I KNOW it doesn't pay to get too concerned about losing pre-season friendlies, but getting thumped 4-1 is never easy to swallow.

Last night Villarreal put a pretty strong-looking Spurs side to the sword in a 4-1 thrashing, due in no small part to their diminutive Italian-American-whatever striker Giuseppe Rossi.

The wee net-botherer's hat-trick put the game beyond Spurs and it was a little worrying to see our senior players looking so sluggish.

Wholesale changes were made at half-time and the subsequent performance was a great improvement, but the game was already lost long before the 90 minutes were up.

By Monday this will have all been forgotten but surely these are the kinds of sides we need to beat if we're going to give a good account of ourselves in Europe next season.

The side take on Portuguese outfit Benfica on Tuesday and hopefully they can net a few goals to get the confidence levels up as the new season fast approaches.

Meanwhile, Harry has defended his pursuit of Scott Parker, after the West Ham bosses had a bit of a paddy about our manager trying to 'unsettle' the midfield enforcer.

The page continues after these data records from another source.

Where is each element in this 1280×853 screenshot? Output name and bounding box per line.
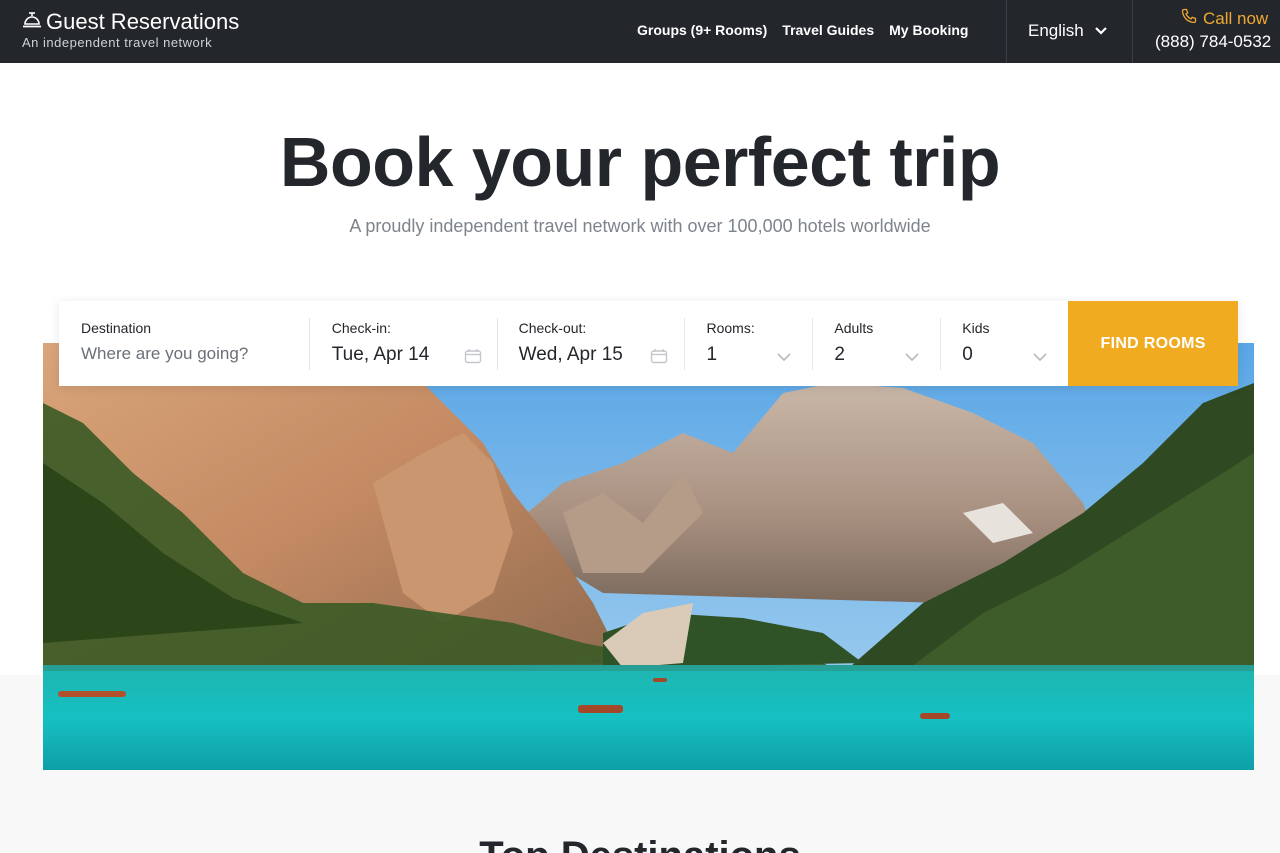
brand-name: Guest Reservations (46, 9, 240, 34)
phone-icon (1181, 8, 1197, 29)
destination-input[interactable] (81, 344, 281, 364)
rooms-value: 1 (706, 344, 718, 365)
top-navigation-bar: Guest Reservations An independent travel… (0, 0, 1280, 63)
header-divider (1132, 0, 1133, 63)
checkin-field[interactable]: Check-in: Tue, Apr 14 (310, 301, 497, 386)
destination-field[interactable]: Destination (59, 301, 309, 386)
calendar-icon (650, 348, 668, 369)
header-divider (1006, 0, 1007, 63)
chevron-down-icon (904, 349, 920, 367)
main-nav: Groups (9+ Rooms) Travel Guides My Booki… (637, 22, 968, 38)
chevron-down-icon (776, 349, 792, 367)
adults-value: 2 (834, 344, 845, 365)
adults-label: Adults (834, 320, 874, 336)
call-now-label: Call now (1203, 8, 1269, 28)
top-destinations-heading: Top Destinations (0, 834, 1280, 853)
phone-number[interactable]: (888) 784-0532 (1155, 32, 1280, 52)
language-selector[interactable]: English (1028, 21, 1108, 41)
destination-label: Destination (81, 320, 152, 336)
find-rooms-button[interactable]: FIND ROOMS (1068, 301, 1239, 386)
language-label: English (1028, 21, 1084, 40)
adults-select[interactable]: Adults 2 (813, 301, 940, 386)
checkin-label: Check-in: (331, 320, 391, 336)
checkout-label: Check-out: (518, 320, 587, 336)
kids-select[interactable]: Kids 0 (941, 301, 1068, 386)
call-now-block[interactable]: Call now (888) 784-0532 (1155, 8, 1280, 52)
kids-label: Kids (962, 320, 990, 336)
rooms-select[interactable]: Rooms: 1 (685, 301, 812, 386)
service-bell-icon (22, 10, 46, 34)
brand-tagline: An independent travel network (22, 35, 213, 50)
rooms-label: Rooms: (706, 320, 755, 336)
kids-value: 0 (962, 344, 973, 365)
calendar-icon (464, 348, 482, 369)
checkout-field[interactable]: Check-out: Wed, Apr 15 (498, 301, 685, 386)
chevron-down-icon (1094, 21, 1108, 41)
page-title: Book your perfect trip (279, 123, 1001, 201)
chevron-down-icon (1032, 349, 1048, 367)
site-logo[interactable]: Guest Reservations An independent travel… (22, 9, 240, 51)
nav-link-my-booking[interactable]: My Booking (889, 22, 968, 38)
nav-link-groups[interactable]: Groups (9+ Rooms) (637, 22, 767, 38)
hero-landscape-image (43, 343, 1254, 770)
hotel-search-bar: Destination Check-in: Tue, Apr 14 Check-… (59, 301, 1239, 386)
nav-link-travel-guides[interactable]: Travel Guides (782, 22, 874, 38)
page-subtitle: A proudly independent travel network wit… (349, 216, 931, 236)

Well boo-hoo. These are grown men we're talking about here, not children.

Surely we aren't to believe that a grown man that trousers millions of pounds each year for playing a sport he loves, who is capable of stepping out in front of thousands sweaty, beery football fans baying for his blood each week, could be given sleepless nights by another, well-respected manager expressing how much he'd like to bring him to his club.

Professional footballers are not nervous wrecks, or fragile individuals whose self-assurance plummets at the merest knock.

The chairman of that particular club should stop moaning about Harry's conduct and concentrate on keeping all those promises they set out to fans when they first rode up in their chauffeur-driven Rolls Royces.